When there is talk about power drain, I can confirm that firing above 800 shots will drain strobe batteries... but not light output provided in MTL by the strobe. That is until you cross a critical battery level signaled by the strobe indicator light going yellow or purple.

I would observe that we have two independent people stating the HF-1 out performs the Apollo III strobe and one person reporting that the Apollo III is better compared to their HF-1. Surely it's equally possible that the HF-1s in question(or their batteries) are under performing compared to the Apollo III samples as the only data available is the comparative performance of the strobe samples that are owned. It could also be related to the batteries being used in each model as these seem to critical to achieving this sort of performance. Backscatter in particular are quite vocal about using the right type of battery and it's not unheard of for batteries to lose performance after some use.

24 minutes ago, Chris Ross said:

I would observe that we have two independent people stating the HF-1 out performs the Apollo III strobe and one person reporting that the Apollo III is better compared to their HF-1

No please do not get me wrong.

I am not saying anything is better.

The HF-1 is a tick stronger than my Apollo III 2.0 when put to +2 mode and you do not want to utilize burst shooting.

But when you want high fps strobe burst shooting it seems to me that no other manufacturer has mastered this technology than Marelux. Maybe also the other competing companies did just not aim their design at this particular discipline.

And I just want to say that I have noticed that this particular aspect of the product seems to get downplayed in many reviews or comments during the last 1.5 years. Most reviewers seem to have adapted their testing ground to an fps level or use case that the competitor products still can cope with. The only guy who can not be critiqued for being an Ambassador and having written a fair independent review about the Apollo III is Henley Spiers on DPG. Many others seem downplay the aspect and image opportunity of high fps strobe shooting, even if they found the product to perform that decently during their tests. I own and paid both strobes (HF-1 and Apollo III) and think their are both great tools where they go stellar in different disciplines.

My impression is that for some reason I do not understand there seems to be some kind of Marelux or Apollo bashing going on or beeing popular to say - and just few people credit this brand of having introduced a new piece of tech that others still need to catch up to.

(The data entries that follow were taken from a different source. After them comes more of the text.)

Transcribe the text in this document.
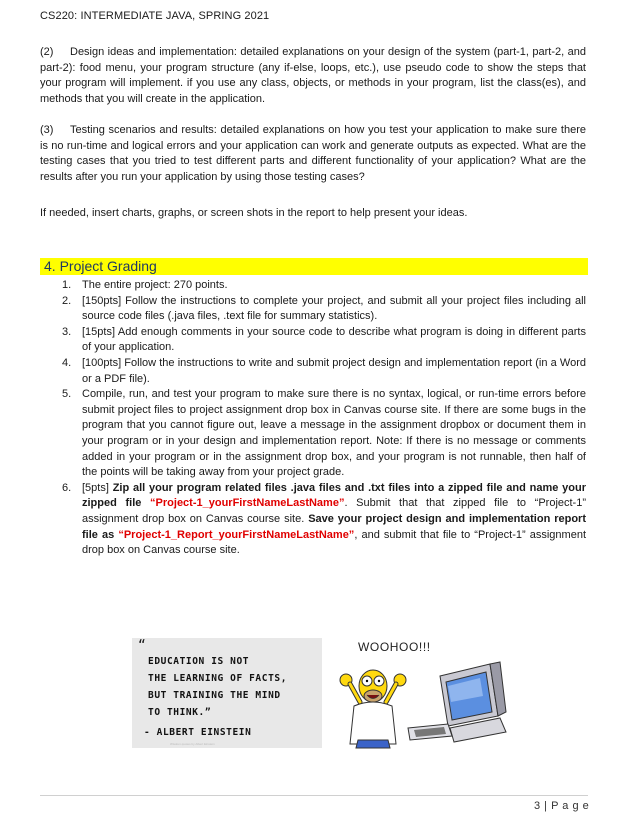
CS220: INTERMEDIATE JAVA, SPRING 2021
(2) Design ideas and implementation: detailed explanations on your design of the system (part-1, part-2, and part-2): food menu, your program structure (any if-else, loops, etc.), use pseudo code to show the steps that your program will implement. if you use any class, objects, or methods in your program, list the class(es), and methods that you will create in the application.
(3) Testing scenarios and results: detailed explanations on how you test your application to make sure there is no run-time and logical errors and your application can work and generate outputs as expected. What are the testing cases that you tried to test different parts and different functionality of your application? What are the results after you run your application by using those testing cases?
If needed, insert charts, graphs, or screen shots in the report to help present your ideas.
4. Project Grading
1. The entire project: 270 points.
2. [150pts] Follow the instructions to complete your project, and submit all your project files including all source code files (.java files, .text file for summary statistics).
3. [15pts] Add enough comments in your source code to describe what program is doing in different parts of your application.
4. [100pts] Follow the instructions to write and submit project design and implementation report (in a Word or a PDF file).
5. Compile, run, and test your program to make sure there is no syntax, logical, or run-time errors before submit project files to project assignment drop box in Canvas course site. If there are some bugs in the program that you cannot figure out, leave a message in the assignment dropbox or document them in your program or in your design and implementation report. Note: If there is no message or comments added in your program or in the assignment drop box, and your program is not runnable, then half of the points will be taking away from your project grade.
6. [5pts] Zip all your program related files .java files and .txt files into a zipped file and name your zipped file “Project-1_yourFirstNameLastName”. Submit that that zipped file to “Project-1” assignment drop box on Canvas course site. Save your project design and implementation report file as “Project-1_Report_yourFirstNameLastName”, and submit that file to “Project-1” assignment drop box on Canvas course site.
“
EDUCATION IS NOT
THE LEARNING OF FACTS,
BUT TRAINING THE MIND
TO THINK.”
- ALBERT EINSTEIN
Wisdom quotes by Albert Einstein
WOOHOO!!!
3 | P a g e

The whole thing with the high fps downplay reminds me of my old Hugyfot housing, when that brand introduced vacuum systems on their housings as the only manufacturer around. Everybody else was making fun about them for this and said „our housings also seal without this“. Look now 20 years later and vacuum valves and pumps on housings are a standard. Especially on brands that were shouting Extra loud against them in the period were they did not sell this technology.

Hmmm, not sure I've seen anything I'd call strobe brand bashing. Well not since the old Sea & Sea issue anyway.

Seems to me these are all perfectly good strobes we're talking about. We all have brand preferences based on personal experience, a specific feature or just their good looks. Producing truly accurate comparisons is incredibly difficult given the vagaries of environment, set up, batteries etc. Some amazing work has been posted here by folks who have put hours of work and thought into testing - for which, massive thanks.

After that, yeah, I'm sure one can be tweaked slightly differently from another. But aren't we getting a bit beyond the point? Take your pictures and enjoy them. No matter how perfect the bit of gear might be, something underwater is going to lead to some sort of degradation in perfomance.